If patients do not respond or recur after B.C.G., a radical cystectomy – a surgical procedure to remove the bladder, is offered. In select patients, pembrolizumab, a form of immunotherapy, can be used as an alternative.
For localized bladder cancer invading the muscle, treatment is typically chemotherapy, followed by surgery. Tri-modality treatment using chemotherapy along with radiation is an option for patients who are not candidates for surgery – or refuse surgery – and who meet criteria for bladder preservation.
Surgery, including a urostomy where the bladder is removed and replaced with a stoma outside of their bodies, is a major procedure reserved for patients who are very fit with low comorbidities.
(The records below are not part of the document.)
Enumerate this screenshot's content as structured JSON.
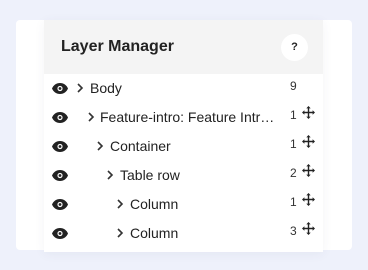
{
  "panel": {
    "title": "Layer Manager",
    "help_label": "?"
  },
  "layers": [
    {
      "name": "Body",
      "count": "9",
      "has_move": false,
      "level": 0
    },
    {
      "name": "Feature-intro: Feature Intro ...",
      "count": "1",
      "has_move": true,
      "level": 1
    },
    {
      "name": "Container",
      "count": "1",
      "has_move": true,
      "level": 2
    },
    {
      "name": "Table row",
      "count": "2",
      "has_move": true,
      "level": 3
    },
    {
      "name": "Column",
      "count": "1",
      "has_move": true,
      "level": 4
    },
    {
      "name": "Column",
      "count": "3",
      "has_move": true,
      "level": 4
    }
  ],
  "icons": {
    "visibility": "eye-icon",
    "expand": "chevron-right-icon",
    "drag": "move-icon"
  },
  "colors": {
    "background": "#eef1fb",
    "header": "#f4f4f4",
    "text": "#222222"
  }
}
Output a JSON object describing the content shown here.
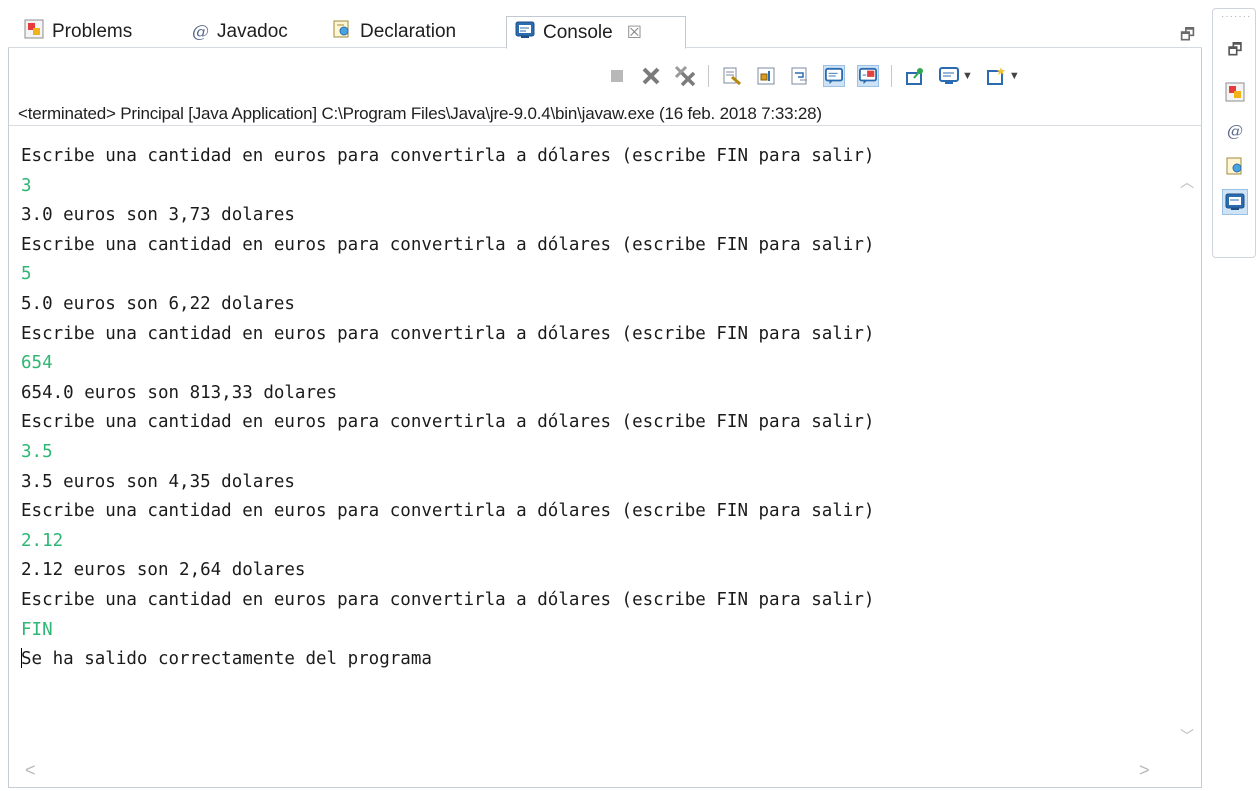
{
  "tabs": [
    {
      "label": "Problems",
      "icon": "problems-icon",
      "active": false
    },
    {
      "label": "Javadoc",
      "icon": "javadoc-icon",
      "active": false
    },
    {
      "label": "Declaration",
      "icon": "declaration-icon",
      "active": false
    },
    {
      "label": "Console",
      "icon": "console-icon",
      "active": true,
      "close": "☒"
    }
  ],
  "status": "<terminated> Principal [Java Application] C:\\Program Files\\Java\\jre-9.0.4\\bin\\javaw.exe (16 feb. 2018 7:33:28)",
  "console": {
    "lines": [
      {
        "text": "Escribe una cantidad en euros para convertirla a dólares (escribe FIN para salir)",
        "kind": "output"
      },
      {
        "text": "3",
        "kind": "input"
      },
      {
        "text": "3.0 euros son 3,73 dolares",
        "kind": "output"
      },
      {
        "text": "Escribe una cantidad en euros para convertirla a dólares (escribe FIN para salir)",
        "kind": "output"
      },
      {
        "text": "5",
        "kind": "input"
      },
      {
        "text": "5.0 euros son 6,22 dolares",
        "kind": "output"
      },
      {
        "text": "Escribe una cantidad en euros para convertirla a dólares (escribe FIN para salir)",
        "kind": "output"
      },
      {
        "text": "654",
        "kind": "input"
      },
      {
        "text": "654.0 euros son 813,33 dolares",
        "kind": "output"
      },
      {
        "text": "Escribe una cantidad en euros para convertirla a dólares (escribe FIN para salir)",
        "kind": "output"
      },
      {
        "text": "3.5",
        "kind": "input"
      },
      {
        "text": "3.5 euros son 4,35 dolares",
        "kind": "output"
      },
      {
        "text": "Escribe una cantidad en euros para convertirla a dólares (escribe FIN para salir)",
        "kind": "output"
      },
      {
        "text": "2.12",
        "kind": "input"
      },
      {
        "text": "2.12 euros son 2,64 dolares",
        "kind": "output"
      },
      {
        "text": "Escribe una cantidad en euros para convertirla a dólares (escribe FIN para salir)",
        "kind": "output"
      },
      {
        "text": "FIN",
        "kind": "input"
      },
      {
        "text": "Se ha salido correctamente del programa",
        "kind": "output"
      }
    ],
    "input_color": "#2fb673",
    "output_color": "#1b1b1b"
  },
  "toolbar_icons": [
    "terminate-icon",
    "remove-launch-icon",
    "remove-all-terminated-icon",
    "clear-console-icon",
    "scroll-lock-icon",
    "word-wrap-icon",
    "show-on-stdout-icon",
    "show-on-stderr-icon",
    "pin-console-icon",
    "display-console-icon",
    "open-console-icon"
  ],
  "trim_icons": [
    "restore-icon",
    "problems-icon",
    "javadoc-icon",
    "declaration-icon",
    "console-icon"
  ]
}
Now that you understand a little more about your bladder cancer and treatment options, how can you take an active role in your care?
First, continue to educate yourself about your condition. Ask your doctor for patient resources or visit powerfulpatients.org/bladdercancer for more information.
Understand the goals of your treatment and ask whether a clinical trial might be right for you.
You should also consider a second opinion or consult with a specialist following a diagnosis.
Try to write down your questions before and during your appointments. And bring a friend or loved one to your appointments to help you recall information and to keep track of important details.
Finally, remember that you have a voice in your care. Don’t hesitate to ask questions and to share your concerns. You are your own best advocate.